"I couldn't say fer sure if the stripes is black or navy blue."

"Well, you'd best fetch it here an' let me look at it, Elly, 'cause if the stripes hain't black it won't do fer 'im to wear at his own wife's funeral," opined Aunt Abigail.

Luella wiped off her hands and brought the shirt, which Aunt Abigail, after careful inspection at the window, pronounced to be satisfactory.

"The stripes is black all right. It'll do," she approved, handing it back to Luella, who folded it away again in the drawer.

Bill went about in a dazed way, hardly conscious of the life about him. He did the chores about the barn and chopped the wood mechanically from force of habit. When he was spoken to he did not hear. He looked haggard and grief-stricken.
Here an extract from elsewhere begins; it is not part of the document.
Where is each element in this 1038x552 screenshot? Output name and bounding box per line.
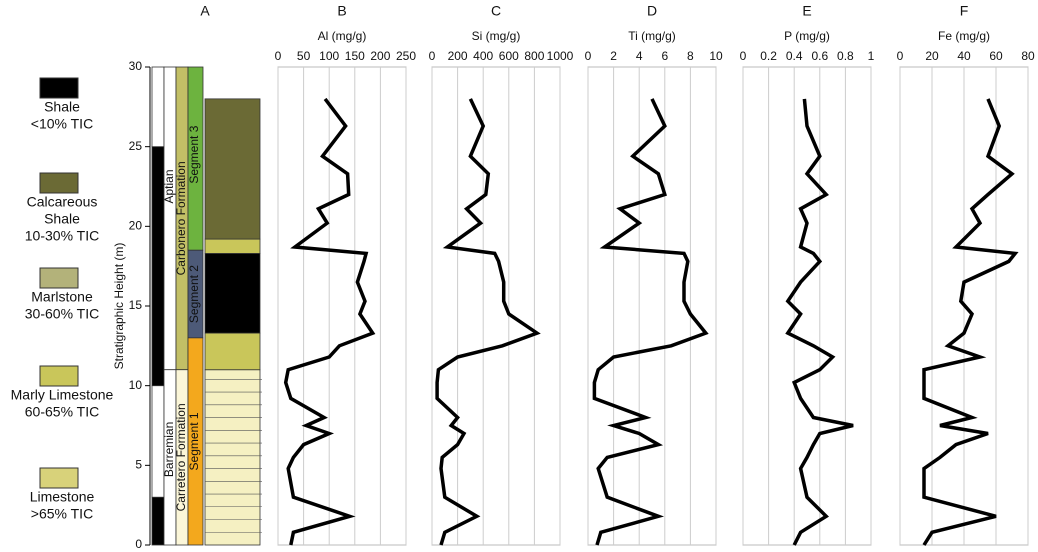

"He feels bad, don't he, poor man," said Aunt Mary Blackford, looking out of the kitchen window at his stooping figure straggling aimlessly toward the barn.

"Yaas, he grieves some," admitted Aunt Abigail. "But he'll be a-lookin' araound fer another afore the year's out. That's haow men is."

The neighborhood for miles around came to the funeral. The hitched buggies filled the barnyard and were strung out for some distance along the side of the road. The women wore their black mourning clothes, with little white aprons tied about their waists. Some of the men had on their wedding suits. Some wore ill-fitting readymades bought from the mail order house after a good crop year. Others came in clean overalls and corduroy jackets lined with sheepskin. All were shaved, sleek-haired and serious-looking. When they had tied their horses, they gathered together in little knots in the barnyard talking in low tones, not about the dead, but about the price of hogs on the hoof, the long, hard winter that it had been this year, and the best way of preparing a tobacco bed. At a sign from the undertaker, they filed respectfully, with bared heads, into the little front room whither their womenfolk had preceded them.

The long coffin stood on a trestle in the middle of the room. It seemed tremendously large and imposing. The mouse-like little woman was claiming more attention now than she had ever done in all the forty-odd years of her drab existence. Bill sat at the head, staring straight before him. The children, with red eyes and dazed, frightened faces, sat along one side. Aunt Abigail and several other near relatives, with solemn faces and handkerchiefs in their hands, completed the circle about the bier. The other mourners stood or sat against the walls. Several of the women were crying. The three women who had laid out Aunt Annie and had not shed a tear at her death, were all weeping copiously now.